On rentre dans la façade nord de l'arène. Je ne suis jamais allé de ce côté. D'habitude, je viens, je me bat et je retourne dans ma cellule exactement au même endroit. Je n'ai jamais vu personne là-bas. En tout, on doit être une vingtaine de prisonniers ici. Chacun se battant des jours différents. Là où on rentre, il n'y a pas de SAS. Seulement un escalier directement, qui monte très haut. Avec beaucoup de marche. Mais ici, c'est silencieux. Il n'y a pas de gens qui crient, de supplications.
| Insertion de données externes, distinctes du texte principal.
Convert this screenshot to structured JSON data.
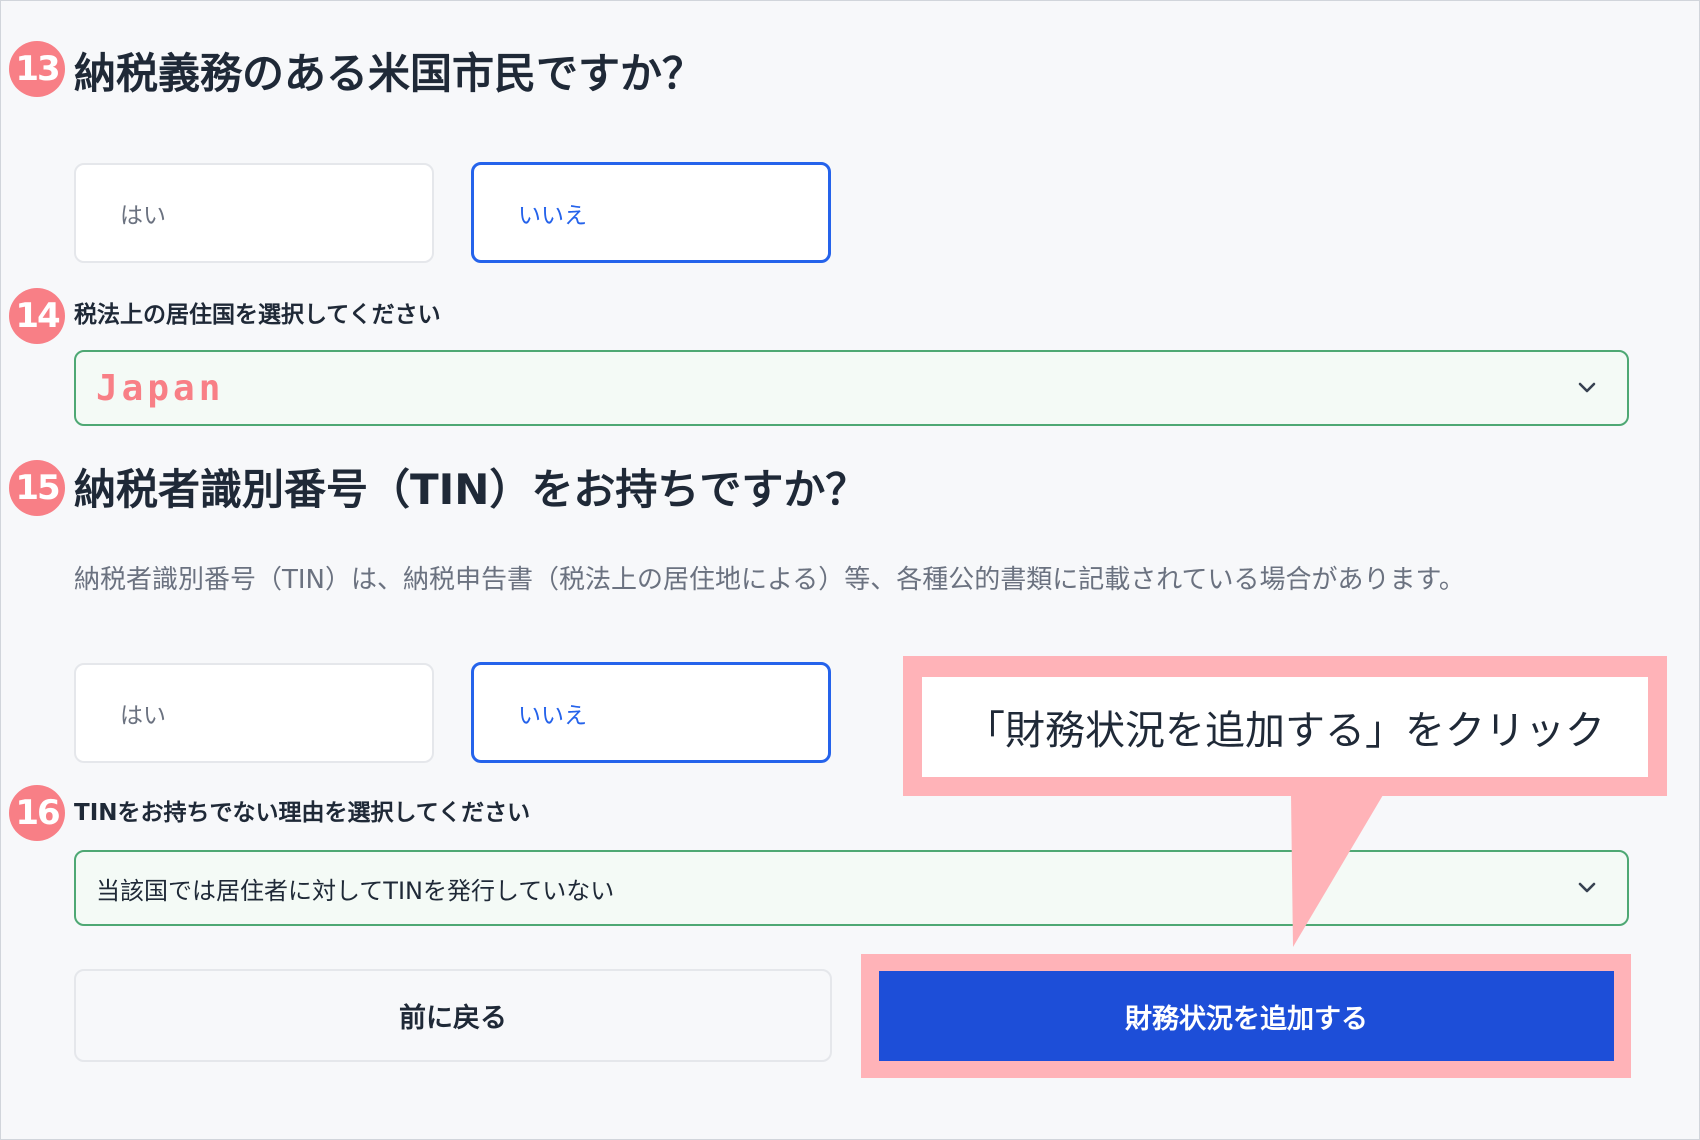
{
  "q13": {
    "number": "13",
    "question": "納税義務のある米国市民ですか？",
    "options": [
      {
        "label": "はい",
        "selected": false
      },
      {
        "label": "いいえ",
        "selected": true
      }
    ]
  },
  "q14": {
    "number": "14",
    "label": "税法上の居住国を選択してください",
    "value": "Japan"
  },
  "q15": {
    "number": "15",
    "question": "納税者識別番号（TIN）をお持ちですか？",
    "description": "納税者識別番号（TIN）は、納税申告書（税法上の居住地による）等、各種公的書類に記載されている場合があります。",
    "options": [
      {
        "label": "はい",
        "selected": false
      },
      {
        "label": "いいえ",
        "selected": true
      }
    ]
  },
  "q16": {
    "number": "16",
    "label": "TINをお持ちでない理由を選択してください",
    "value": "当該国では居住者に対してTINを発行していない"
  },
  "buttons": {
    "back": "前に戻る",
    "add_financial": "財務状況を追加する"
  },
  "callout": {
    "text": "「財務状況を追加する」をクリック"
  },
  "colors": {
    "accent": "#2563eb",
    "primary_button": "#1d4ed8",
    "highlight": "#ffb3b8",
    "step_badge": "#f87f86",
    "select_border": "#4ea874"
  },
  "icons": {
    "select_arrow": "chevron-down-icon"
  }
}
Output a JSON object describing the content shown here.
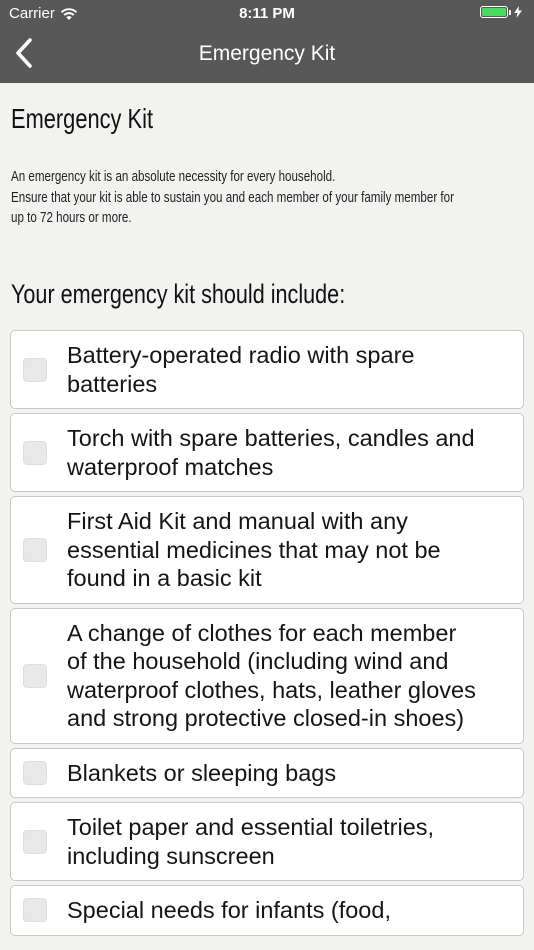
{
  "status_bar": {
    "carrier": "Carrier",
    "time": "8:11 PM",
    "battery_color": "#4cd964"
  },
  "nav": {
    "title": "Emergency Kit",
    "back_icon": "chevron-left-icon"
  },
  "page": {
    "heading": "Emergency Kit",
    "intro_lines": [
      "An emergency kit is an absolute necessity for every household.",
      "Ensure that your kit is able to sustain you and each member of your family member for",
      "up to 72 hours or more."
    ],
    "subheading": "Your emergency kit should include:"
  },
  "checklist": [
    {
      "lines": [
        "Battery-operated radio with spare",
        "batteries"
      ],
      "checked": false
    },
    {
      "lines": [
        "Torch with spare batteries, candles and",
        "waterproof matches"
      ],
      "checked": false
    },
    {
      "lines": [
        "First Aid Kit and manual with any",
        "essential medicines that may not be",
        "found in a basic kit"
      ],
      "checked": false
    },
    {
      "lines": [
        "A change of clothes for each member",
        "of the household (including wind and",
        "waterproof clothes, hats, leather gloves",
        "and strong protective closed-in shoes)"
      ],
      "checked": false
    },
    {
      "lines": [
        "Blankets or sleeping bags"
      ],
      "checked": false
    },
    {
      "lines": [
        "Toilet paper and essential toiletries,",
        "including sunscreen"
      ],
      "checked": false
    },
    {
      "lines": [
        "Special needs for infants (food,"
      ],
      "checked": false
    }
  ]
}
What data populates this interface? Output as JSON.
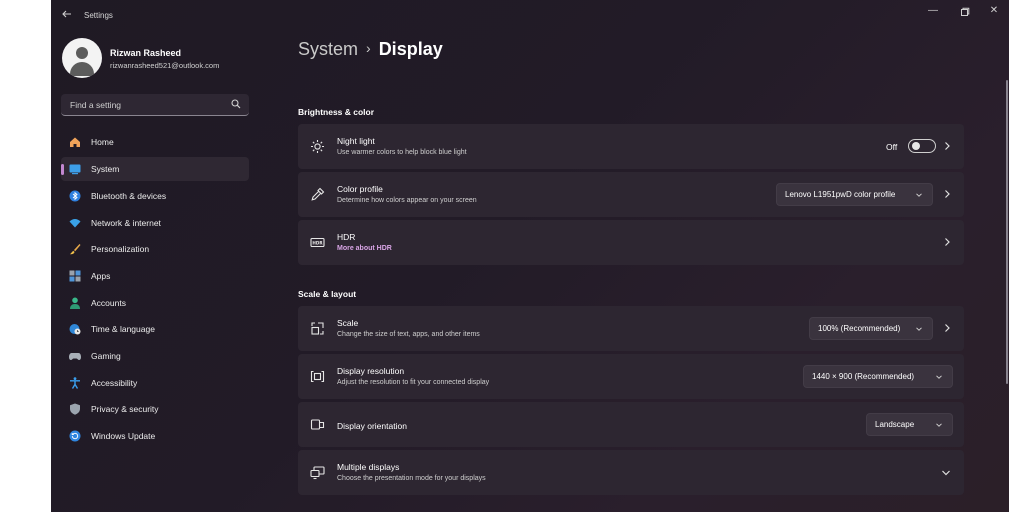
{
  "window": {
    "title": "Settings",
    "controls": {
      "minimize": "—",
      "maximize": "▢",
      "close": "✕"
    }
  },
  "profile": {
    "name": "Rizwan Rasheed",
    "email": "rizwanrasheed521@outlook.com"
  },
  "search": {
    "placeholder": "Find a setting"
  },
  "sidebar": {
    "items": [
      {
        "label": "Home",
        "icon": "home-icon",
        "active": false
      },
      {
        "label": "System",
        "icon": "monitor-icon",
        "active": true
      },
      {
        "label": "Bluetooth & devices",
        "icon": "bluetooth-icon",
        "active": false
      },
      {
        "label": "Network & internet",
        "icon": "wifi-icon",
        "active": false
      },
      {
        "label": "Personalization",
        "icon": "brush-icon",
        "active": false
      },
      {
        "label": "Apps",
        "icon": "apps-icon",
        "active": false
      },
      {
        "label": "Accounts",
        "icon": "person-icon",
        "active": false
      },
      {
        "label": "Time & language",
        "icon": "globe-clock-icon",
        "active": false
      },
      {
        "label": "Gaming",
        "icon": "gamepad-icon",
        "active": false
      },
      {
        "label": "Accessibility",
        "icon": "accessibility-icon",
        "active": false
      },
      {
        "label": "Privacy & security",
        "icon": "shield-icon",
        "active": false
      },
      {
        "label": "Windows Update",
        "icon": "update-icon",
        "active": false
      }
    ]
  },
  "main": {
    "breadcrumb": {
      "parent": "System",
      "separator": "›",
      "current": "Display"
    },
    "sections": [
      {
        "title": "Brightness & color",
        "cards": [
          {
            "title": "Night light",
            "subtitle": "Use warmer colors to help block blue light",
            "toggle_label": "Off",
            "toggle_on": false
          },
          {
            "title": "Color profile",
            "subtitle": "Determine how colors appear on your screen",
            "dropdown": "Lenovo L1951pwD color profile"
          },
          {
            "title": "HDR",
            "link": "More about HDR"
          }
        ]
      },
      {
        "title": "Scale & layout",
        "cards": [
          {
            "title": "Scale",
            "subtitle": "Change the size of text, apps, and other items",
            "dropdown": "100% (Recommended)"
          },
          {
            "title": "Display resolution",
            "subtitle": "Adjust the resolution to fit your connected display",
            "dropdown": "1440 × 900 (Recommended)"
          },
          {
            "title": "Display orientation",
            "dropdown": "Landscape"
          },
          {
            "title": "Multiple displays",
            "subtitle": "Choose the presentation mode for your displays"
          }
        ]
      }
    ]
  },
  "colors": {
    "accent": "#c287d0",
    "link": "#d9a5e6",
    "card": "#2d2631",
    "window_bg": "#221b27"
  }
}
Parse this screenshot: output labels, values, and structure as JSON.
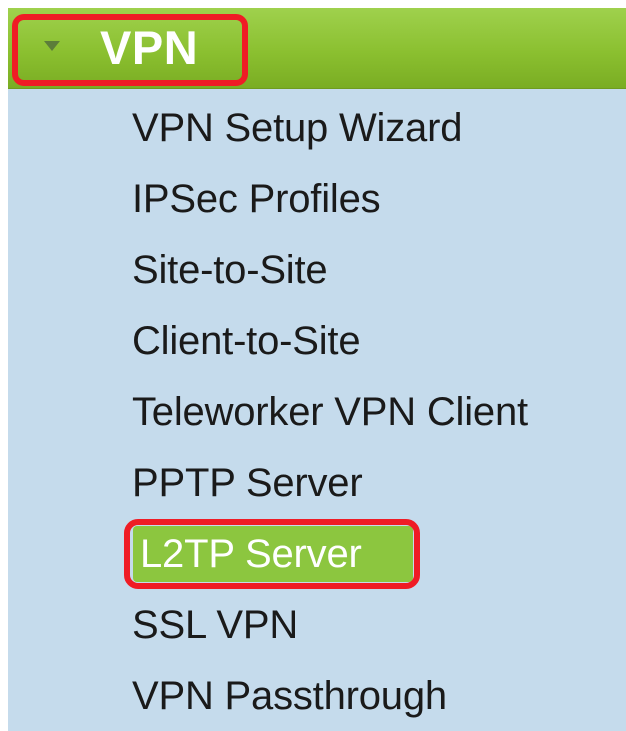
{
  "nav": {
    "section": {
      "label": "VPN",
      "expanded": true,
      "color": "#8cc63f"
    },
    "items": [
      {
        "label": "VPN Setup Wizard"
      },
      {
        "label": "IPSec Profiles"
      },
      {
        "label": "Site-to-Site"
      },
      {
        "label": "Client-to-Site"
      },
      {
        "label": "Teleworker VPN Client"
      },
      {
        "label": "PPTP Server"
      },
      {
        "label": "L2TP Server",
        "selected": true
      },
      {
        "label": "SSL VPN"
      },
      {
        "label": "VPN Passthrough"
      }
    ],
    "highlight_color": "#ef1c25",
    "selected_color": "#8cc63f",
    "background_color": "#c5dbec"
  }
}
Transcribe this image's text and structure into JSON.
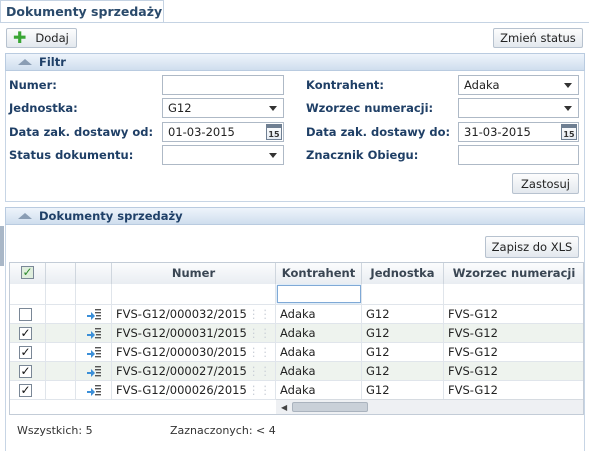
{
  "tab": {
    "title": "Dokumenty sprzedaży"
  },
  "toolbar": {
    "add_label": "Dodaj",
    "status_label": "Zmień status"
  },
  "filter": {
    "title": "Filtr",
    "numer_label": "Numer:",
    "numer_value": "",
    "jednostka_label": "Jednostka:",
    "jednostka_value": "G12",
    "data_od_label": "Data zak. dostawy od:",
    "data_od_value": "01-03-2015",
    "status_label": "Status dokumentu:",
    "status_value": "",
    "kontrahent_label": "Kontrahent:",
    "kontrahent_value": "Adaka",
    "wzorzec_label": "Wzorzec numeracji:",
    "wzorzec_value": "",
    "data_do_label": "Data zak. dostawy do:",
    "data_do_value": "31-03-2015",
    "znacznik_label": "Znacznik Obiegu:",
    "znacznik_value": "",
    "apply_label": "Zastosuj",
    "calendar_day": "15"
  },
  "list": {
    "title": "Dokumenty sprzedaży",
    "export_label": "Zapisz do XLS",
    "columns": {
      "numer": "Numer",
      "kontrahent": "Kontrahent",
      "jednostka": "Jednostka",
      "wzorzec": "Wzorzec numeracji"
    },
    "rows": [
      {
        "checked": false,
        "numer": "FVS-G12/000032/2015",
        "kontrahent": "Adaka",
        "jednostka": "G12",
        "wzorzec": "FVS-G12"
      },
      {
        "checked": true,
        "numer": "FVS-G12/000031/2015",
        "kontrahent": "Adaka",
        "jednostka": "G12",
        "wzorzec": "FVS-G12"
      },
      {
        "checked": true,
        "numer": "FVS-G12/000030/2015",
        "kontrahent": "Adaka",
        "jednostka": "G12",
        "wzorzec": "FVS-G12"
      },
      {
        "checked": true,
        "numer": "FVS-G12/000027/2015",
        "kontrahent": "Adaka",
        "jednostka": "G12",
        "wzorzec": "FVS-G12"
      },
      {
        "checked": true,
        "numer": "FVS-G12/000026/2015",
        "kontrahent": "Adaka",
        "jednostka": "G12",
        "wzorzec": "FVS-G12"
      }
    ],
    "footer_total": "Wszystkich: 5",
    "footer_selected": "Zaznaczonych: < 4"
  },
  "colors": {
    "accent": "#1f4068",
    "add_green": "#3aa635"
  }
}
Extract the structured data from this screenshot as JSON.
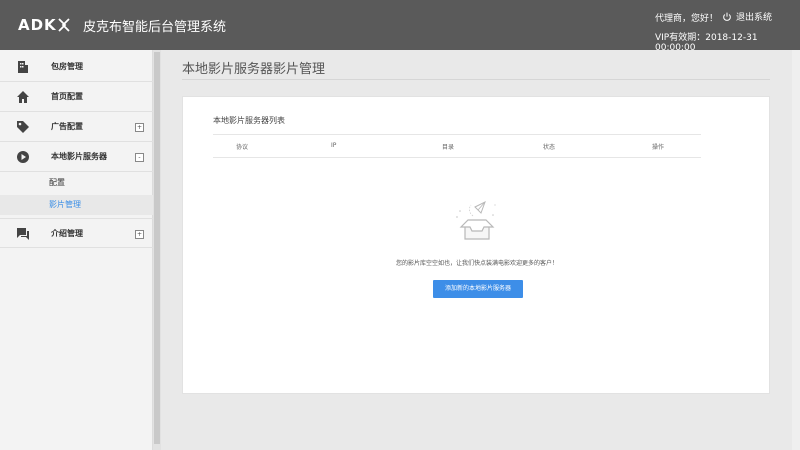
{
  "header": {
    "logo_text": "ADK",
    "title": "皮克布智能后台管理系统",
    "greeting": "代理商，您好！",
    "logout_label": "退出系统",
    "vip_expiry": "VIP有效期：2018-12-31 00:00:00"
  },
  "sidebar": {
    "items": [
      {
        "label": "包房管理",
        "icon": "building-icon"
      },
      {
        "label": "首页配置",
        "icon": "home-icon"
      },
      {
        "label": "广告配置",
        "icon": "tag-icon",
        "toggle": "+"
      },
      {
        "label": "本地影片服务器",
        "icon": "play-circle-icon",
        "toggle": "-"
      },
      {
        "label": "介绍管理",
        "icon": "chat-icon",
        "toggle": "+"
      }
    ],
    "sub_items": [
      {
        "label": "配置"
      },
      {
        "label": "影片管理"
      }
    ]
  },
  "main": {
    "page_title": "本地影片服务器影片管理",
    "card_title": "本地影片服务器列表",
    "columns": [
      "协议",
      "IP",
      "目录",
      "状态",
      "操作"
    ],
    "empty_text": "您的影片库空空如也，让我们快点装满电影欢迎更多的客户！",
    "add_button": "添加新的本地影片服务器"
  },
  "colors": {
    "header_bg": "#5a5a5a",
    "accent": "#3d8ee8",
    "sidebar_bg": "#f3f3f3"
  }
}
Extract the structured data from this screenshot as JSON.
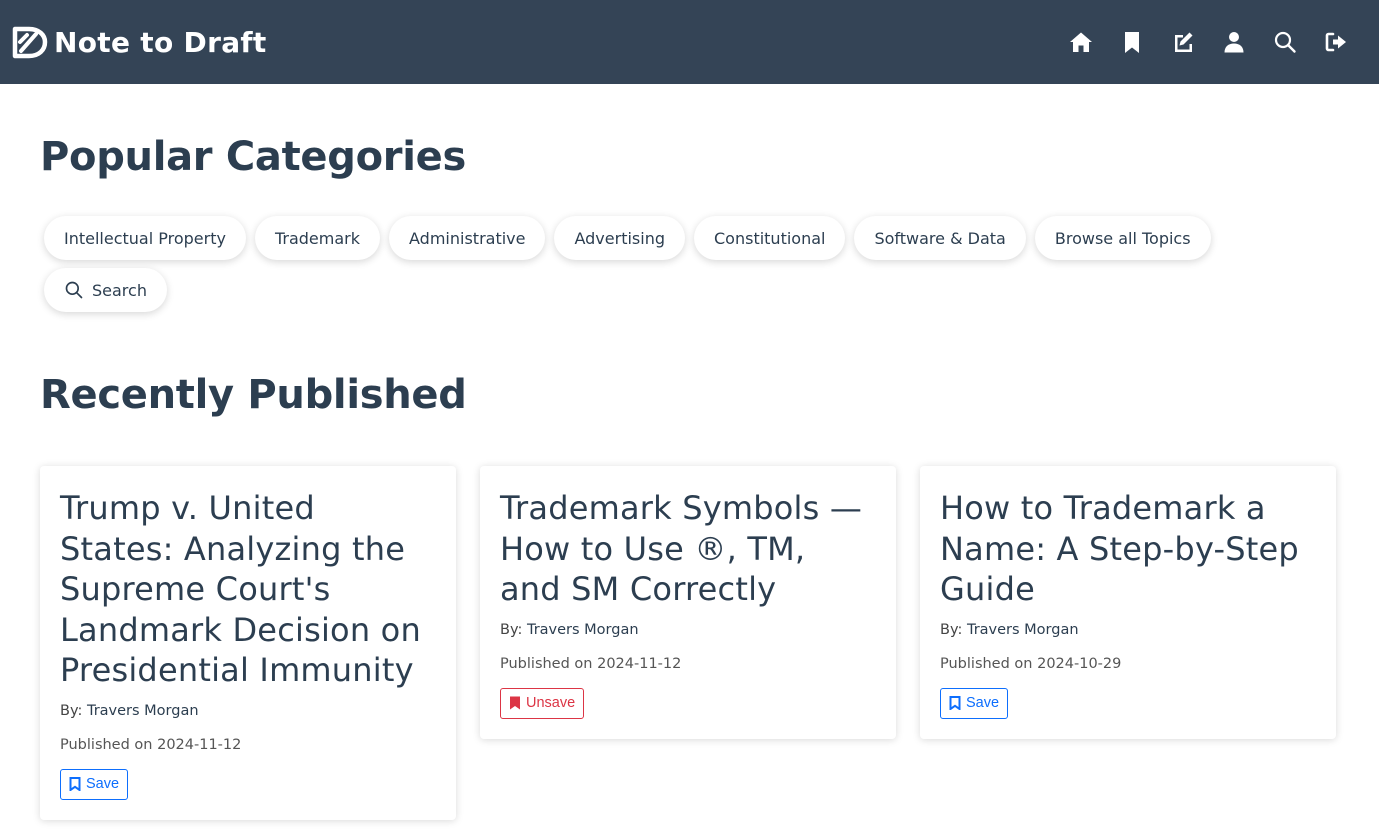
{
  "app": {
    "name": "Note to Draft"
  },
  "nav": {
    "icons": [
      "home-icon",
      "bookmark-icon",
      "edit-icon",
      "user-icon",
      "search-icon",
      "logout-icon"
    ]
  },
  "popular": {
    "title": "Popular Categories",
    "categories": [
      "Intellectual Property",
      "Trademark",
      "Administrative",
      "Advertising",
      "Constitutional",
      "Software & Data",
      "Browse all Topics"
    ],
    "search_label": "Search"
  },
  "recent": {
    "title": "Recently Published",
    "articles": [
      {
        "title": "Trump v. United States: Analyzing the Supreme Court's Landmark Decision on Presidential Immunity",
        "by_prefix": "By:",
        "author": "Travers Morgan",
        "date": "Published on 2024-11-12",
        "button": "Save",
        "saved": false
      },
      {
        "title": "Trademark Symbols — How to Use ®, TM, and SM Correctly",
        "by_prefix": "By:",
        "author": "Travers Morgan",
        "date": "Published on 2024-11-12",
        "button": "Unsave",
        "saved": true
      },
      {
        "title": "How to Trademark a Name: A Step-by-Step Guide",
        "by_prefix": "By:",
        "author": "Travers Morgan",
        "date": "Published on 2024-10-29",
        "button": "Save",
        "saved": false
      }
    ]
  },
  "colors": {
    "navbar": "#344456",
    "text": "#2c3e50",
    "save": "#0d6efd",
    "unsave": "#dc3545"
  }
}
On monte dans les étages et on arrive devant une porte en bois. La porte fait aussi décalage, comme moi avec l'homme. Une belle porte en bois huilé à côté de pierre mousseuse horrible. C'est assez drôle quand on y réfléchit. C'est comme un riche à côté d'un pauvre. C'est absurde. Aucun riche n'approcherait un pauvre. Mais surtout, sur la porte, il y a une plaque dorée avec des inscriptions dessus. Je les regarde. Je sais à peu près lire. C'est le minimum que j'ai pu apprendre. J'arrive à lire: " Bureau de Monsieur Dragzan, directeur de l'arène de Peyrepertuse". J'avale ma salive. Une goutte de sueur coule sur ma tempe. C'est encore pire que d'être face à un adversaire colossal. A peine je fini mon combat et je me retrouve ici. Mais bordel. Qu'est ce que je fous ici?!

A suivre...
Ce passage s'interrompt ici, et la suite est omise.